BLOG 5 REASONS WHY YOU SHOULD TAKE A REST DAY IS EMPTY

1. They help you get stronger

While you may think fitness gains are only made when you're beasting yourself during a sweat session, rest is just as important if you want to hit your workout goals.

Every time you work out you create microscopic tears in your muscle tissues. When you rest, your muscles start to heal and grow back stronger, meaning you'll be able to do the same workout with less effort in the future.

2. They help you avoid injury

If you skip rest days, it could lead to longer spells out through injury. Working out when your body and mind are tired means you're more likely to have bad form, trip or stumble. You're also at risk of overuse injuries as you constantly stress and strain the body and don't allow it the necessary time to repair itself.

 A recent study found that overuse injuries were the most common types of injury in elite athletics, leading to at least three weeks out of training for affected athletes.

So if you want to avoid weeks or even months of being unable to train, make sure you give yourself sufficient time to rest.

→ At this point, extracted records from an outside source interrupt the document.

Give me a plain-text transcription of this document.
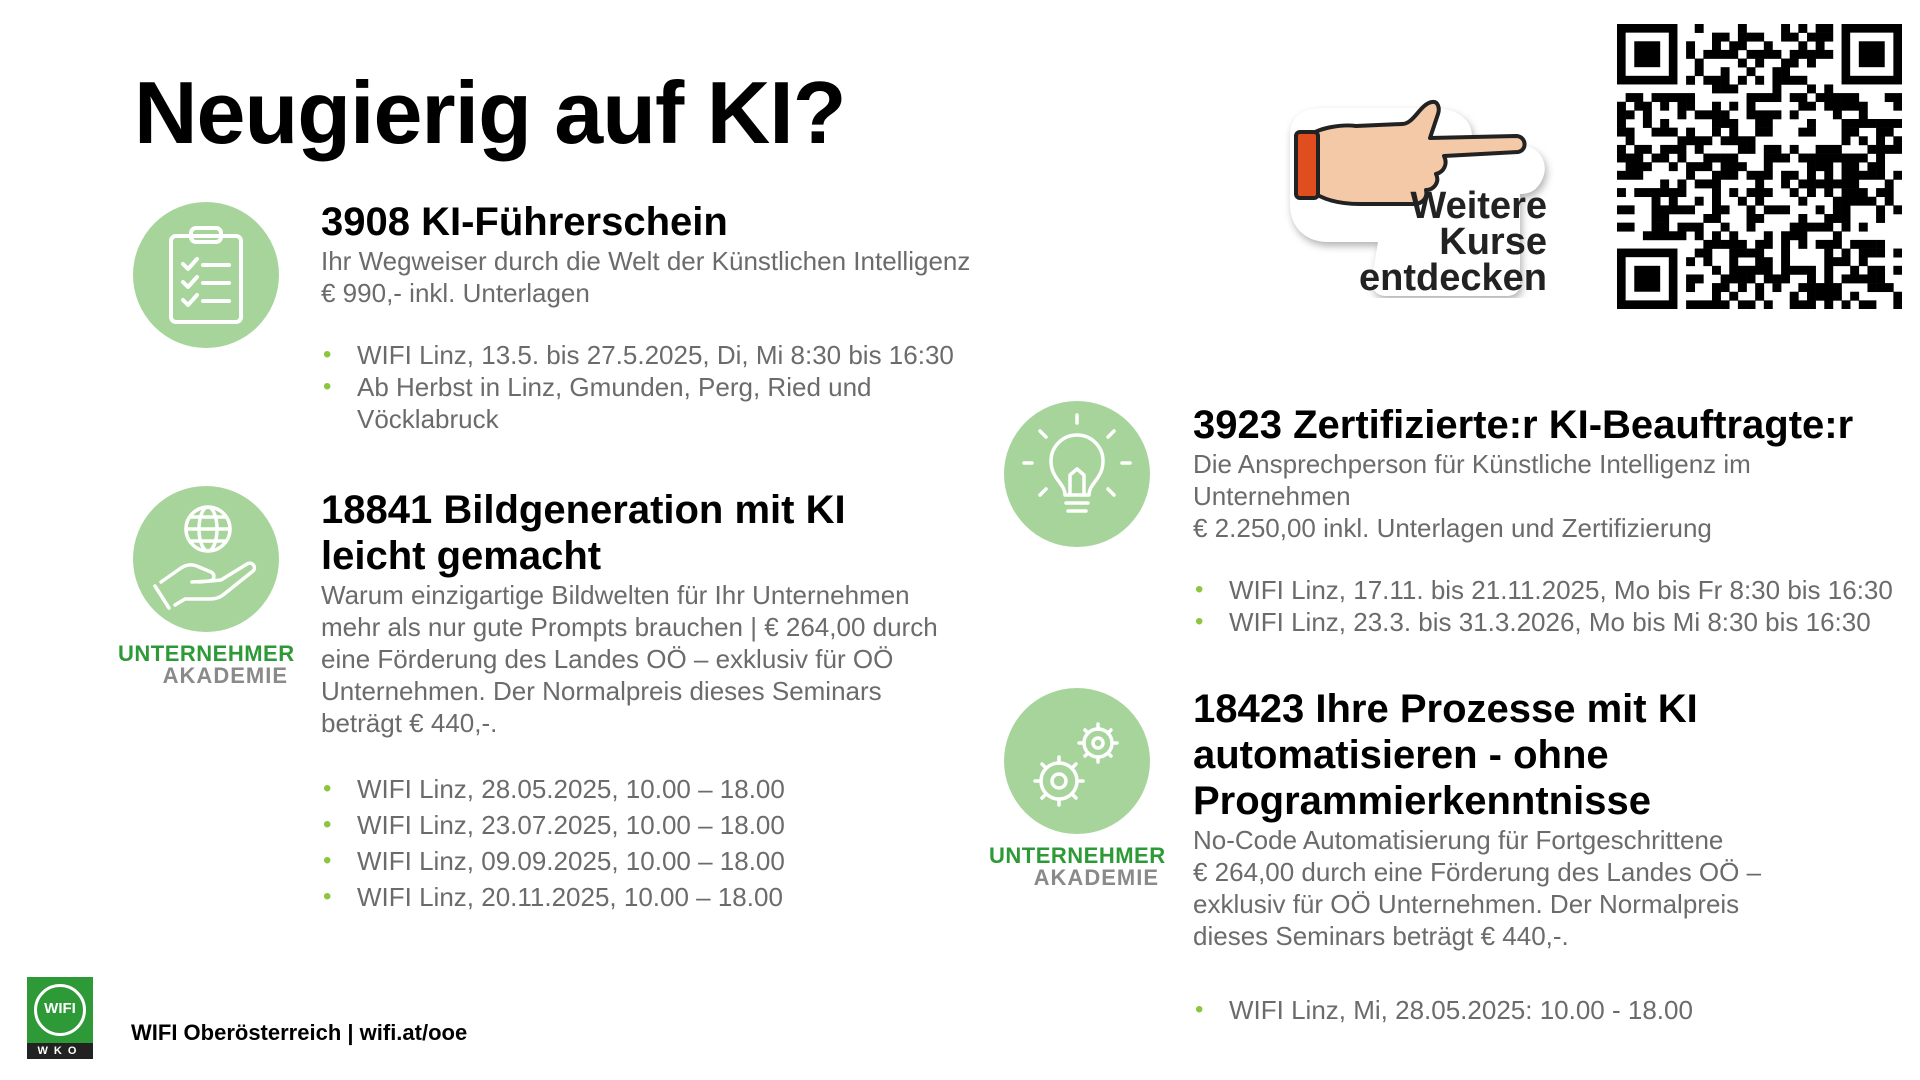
Neugierig auf KI?
3908 KI-Führerschein
Ihr Wegweiser durch die Welt der Künstlichen Intelligenz
€ 990,- inkl. Unterlagen
• WIFI Linz, 13.5. bis 27.5.2025, Di, Mi 8:30 bis 16:30
• Ab Herbst in Linz, Gmunden, Perg, Ried und Vöcklabruck
UNTERNEHMER
AKADEMIE
18841 Bildgeneration mit KI leicht gemacht
Warum einzigartige Bildwelten für Ihr Unternehmen mehr als nur gute Prompts brauchen | € 264,00 durch eine Förderung des Landes OÖ – exklusiv für OÖ Unternehmen. Der Normalpreis dieses Seminars beträgt € 440,-.
• WIFI Linz, 28.05.2025, 10.00 – 18.00
• WIFI Linz, 23.07.2025, 10.00 – 18.00
• WIFI Linz, 09.09.2025, 10.00 – 18.00
• WIFI Linz, 20.11.2025, 10.00 – 18.00
3923 Zertifizierte:r KI-Beauftragte:r
Die Ansprechperson für Künstliche Intelligenz im Unternehmen
€ 2.250,00 inkl. Unterlagen und Zertifizierung
• WIFI Linz, 17.11. bis 21.11.2025, Mo bis Fr 8:30 bis 16:30
• WIFI Linz, 23.3. bis 31.3.2026, Mo bis Mi 8:30 bis 16:30
UNTERNEHMER
AKADEMIE
18423 Ihre Prozesse mit KI automatisieren - ohne Programmierkenntnisse
No-Code Automatisierung für Fortgeschrittene
€ 264,00 durch eine Förderung des Landes OÖ – exklusiv für OÖ Unternehmen. Der Normalpreis dieses Seminars beträgt € 440,-.
• WIFI Linz, Mi, 28.05.2025: 10.00 - 18.00
Weitere
Kurse
entdecken
WIFI
WKO
WIFI Oberösterreich | wifi.at/ooe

3. They help you make fitness progress

Train too much without resting and you could see your fitness progress grind to a halt or even go into reverse. Exercise releases stress hormones and, just as working long hours with no days off can negatively impact your health, too much exercise without enough rest can lead to burnout.

Also known as overtraining syndrome, burning out can affect your central nervous system, throwing everything out of whack. Your central nervous system is made up of different parts including the sympathetic nervous system - which triggers fight or flight mode - and the parasympathetic nervous system, which helps calm your body down again. If you're not taking the time you need to rest and recover, then the constant stress of exercise can mess with your system's natural responses.

This can leave you feeling constantly tired and drained. Workouts can feel much harder than they used to and you may struggle to do exercises you found fairly straightforward before.

4. They mean you can train even harder

We all know that feeling. You've just finished 30 seconds of flat-out exercise in your HIIT session and swear you couldn't do another evil burpee again, ever. Then, just 20 seconds later, you're ready to go hard and attack it again.

That's what rest days are like. Taking time off gives your body and mind time to reset, recharge and recover. Your muscles will be less sore and fatigued and, instead of just going through the motions, you'll be able to give your next workout the effort it needs to get results.

Studies have shown a lack of sleep can result in low motivation to take part in leisure activities you usually enjoy, and failing to take mental breaks to recover from exercise can have a similar effect. Mini breaks keep your motivation running on overdrive, preventing exercise from becoming a chore. Absence makes the mojo grow stronger.

5. They help you build long-term habits

A survey of over 2,000 people found that 33 per cent who don't exercise say it's because they don't have the time. While we all know how easy it is to fit a HIIT session into your daily routine, that becomes much harder, logistically and psychologically, if you're trying to do it every day of the week.

Rest days help make your schedule more flexible, leaving you to build workouts around your life rather than vice versa. Having that flexibility can also make your workout regime more sustainable - if you are unable to workout one day, then you can swap it for your rest day and complete your workout later in the week without compromising your training. This helps you build healthy habits you can keep up for life, too.